Ses statistiques personnelles le confirment d’ailleurs avec éloquence :

Lapointe a marqué 171 buts et récolté 622 points en 894 matchs en carrière. C’est énorme.

« On m'a pris par surprise »

En 777 matchs de saison régulière avec le Canadien, il a marqué 166 buts et récolté 572 points. C’est plus énorme encore.

Et ce n’est pas tout. Il détient toujours le record de 28 buts en une saison régulière pour un défenseur du Canadien. Histoire de prouver que ce n’était pas un coup de chance, il a suivi sa campagne de 28 buts avec deux autres de 21 et 25 filets.

Malgré le fait qu’il était la troisième roue du magnifique carrosse du « Big Three » Lapointe a maintenu un différentiel de plus 347 pendant ses 14 saisons à Montréal. Comme quoi il ne devait pas être trop mauvais défensivement non plus. Ah oui! Il a aussi amassé plus de 800 minutes de pénalité. Comme quoi il ne jouait pas du bout de la palette ou qu’il songeait plus à ses statistiques personnelles qu’au bien de l’équipe.

Guy Lapointe était un grand sur la glace.

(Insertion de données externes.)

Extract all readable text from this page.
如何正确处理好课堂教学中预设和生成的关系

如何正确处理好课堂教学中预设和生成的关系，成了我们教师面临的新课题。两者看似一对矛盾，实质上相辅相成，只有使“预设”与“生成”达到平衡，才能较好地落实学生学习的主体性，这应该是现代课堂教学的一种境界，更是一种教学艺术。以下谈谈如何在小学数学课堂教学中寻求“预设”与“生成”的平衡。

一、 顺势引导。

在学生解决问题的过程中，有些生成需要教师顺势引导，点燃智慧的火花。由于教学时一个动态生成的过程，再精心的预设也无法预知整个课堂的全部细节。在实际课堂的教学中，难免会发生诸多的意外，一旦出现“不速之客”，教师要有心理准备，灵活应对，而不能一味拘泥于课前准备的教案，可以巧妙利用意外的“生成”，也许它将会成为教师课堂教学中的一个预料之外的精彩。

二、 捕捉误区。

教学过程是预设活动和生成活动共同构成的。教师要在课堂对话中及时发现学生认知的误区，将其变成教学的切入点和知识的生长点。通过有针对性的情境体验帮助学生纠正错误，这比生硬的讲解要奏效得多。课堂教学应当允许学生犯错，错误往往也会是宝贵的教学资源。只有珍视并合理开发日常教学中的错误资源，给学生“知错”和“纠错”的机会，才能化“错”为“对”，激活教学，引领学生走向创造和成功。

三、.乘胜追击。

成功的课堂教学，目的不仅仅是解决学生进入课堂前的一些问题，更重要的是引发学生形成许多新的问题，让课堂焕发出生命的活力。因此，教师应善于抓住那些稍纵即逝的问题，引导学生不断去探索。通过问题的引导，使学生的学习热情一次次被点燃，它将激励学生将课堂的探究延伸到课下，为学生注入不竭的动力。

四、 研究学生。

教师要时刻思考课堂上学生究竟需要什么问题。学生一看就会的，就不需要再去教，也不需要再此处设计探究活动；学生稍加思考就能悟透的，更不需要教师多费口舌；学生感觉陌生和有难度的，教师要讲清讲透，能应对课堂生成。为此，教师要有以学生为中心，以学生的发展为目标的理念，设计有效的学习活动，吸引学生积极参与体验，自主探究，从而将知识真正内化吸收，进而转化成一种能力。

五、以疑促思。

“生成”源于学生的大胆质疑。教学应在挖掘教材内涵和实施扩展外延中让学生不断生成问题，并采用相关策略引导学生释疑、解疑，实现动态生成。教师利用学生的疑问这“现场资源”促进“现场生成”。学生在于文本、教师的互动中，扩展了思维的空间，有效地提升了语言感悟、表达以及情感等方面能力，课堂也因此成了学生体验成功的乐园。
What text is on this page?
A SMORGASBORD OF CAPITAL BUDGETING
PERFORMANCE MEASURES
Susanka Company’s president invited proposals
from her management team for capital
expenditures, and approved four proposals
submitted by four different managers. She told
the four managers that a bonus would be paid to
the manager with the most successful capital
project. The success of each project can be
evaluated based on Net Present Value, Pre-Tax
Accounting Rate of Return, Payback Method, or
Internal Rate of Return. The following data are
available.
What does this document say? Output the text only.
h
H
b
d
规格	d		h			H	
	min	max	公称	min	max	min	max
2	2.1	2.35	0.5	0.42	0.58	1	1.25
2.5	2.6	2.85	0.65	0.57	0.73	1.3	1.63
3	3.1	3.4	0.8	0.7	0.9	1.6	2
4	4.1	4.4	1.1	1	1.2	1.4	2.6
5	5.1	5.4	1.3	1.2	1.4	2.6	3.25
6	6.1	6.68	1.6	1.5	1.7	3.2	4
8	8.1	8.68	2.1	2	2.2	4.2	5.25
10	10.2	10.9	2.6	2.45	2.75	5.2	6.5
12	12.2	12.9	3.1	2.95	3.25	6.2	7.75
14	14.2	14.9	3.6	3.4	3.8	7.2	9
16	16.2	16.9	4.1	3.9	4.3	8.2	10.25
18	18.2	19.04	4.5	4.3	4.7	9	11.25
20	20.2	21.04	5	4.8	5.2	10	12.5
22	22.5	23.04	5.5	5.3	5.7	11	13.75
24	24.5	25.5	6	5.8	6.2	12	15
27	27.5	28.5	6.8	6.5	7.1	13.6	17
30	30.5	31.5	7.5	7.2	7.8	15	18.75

S’il a évolué dans l’ombre de ses amis et compagnons de jeu Serge Savard et Larry Robinson, il était temps qu’ils les rejoignent et obtiennent le même droit sous les feux de la rampe. Car c’est un honneur qui lui revient de plein droit. Un honneur plus que mérité.

Si le Canadien n’avait pas déjà eu recours à cette mise en scène magnifique alors que Howie Morenz (chandail retiré numéro 7) a quitté la place sous le plafond du Centre Bell pour venir chercher le 5 de Bernard « Boom Boom » Geoffrion – qui était aussi son gendre – lorsque le 5 du « Boomer » a été hissé le 11 mars 2006, le jour même de son décès, je verrais d’un très bon œil le fait qu’on descende les chandails 18 et 19 de Savard et Robinson pour qu’ils puissent, à leur tour, venir chercher leur coéquipier à mi-course. Après toutes ces années, le « Big Three » serait enfin honoré de la meilleure façon qui soit, de la seule façon qui soit : en hissant les chandails 5, 18 et 19 en même temps.

Oui vraiment : il n’est jamais trop tard pour bien faire.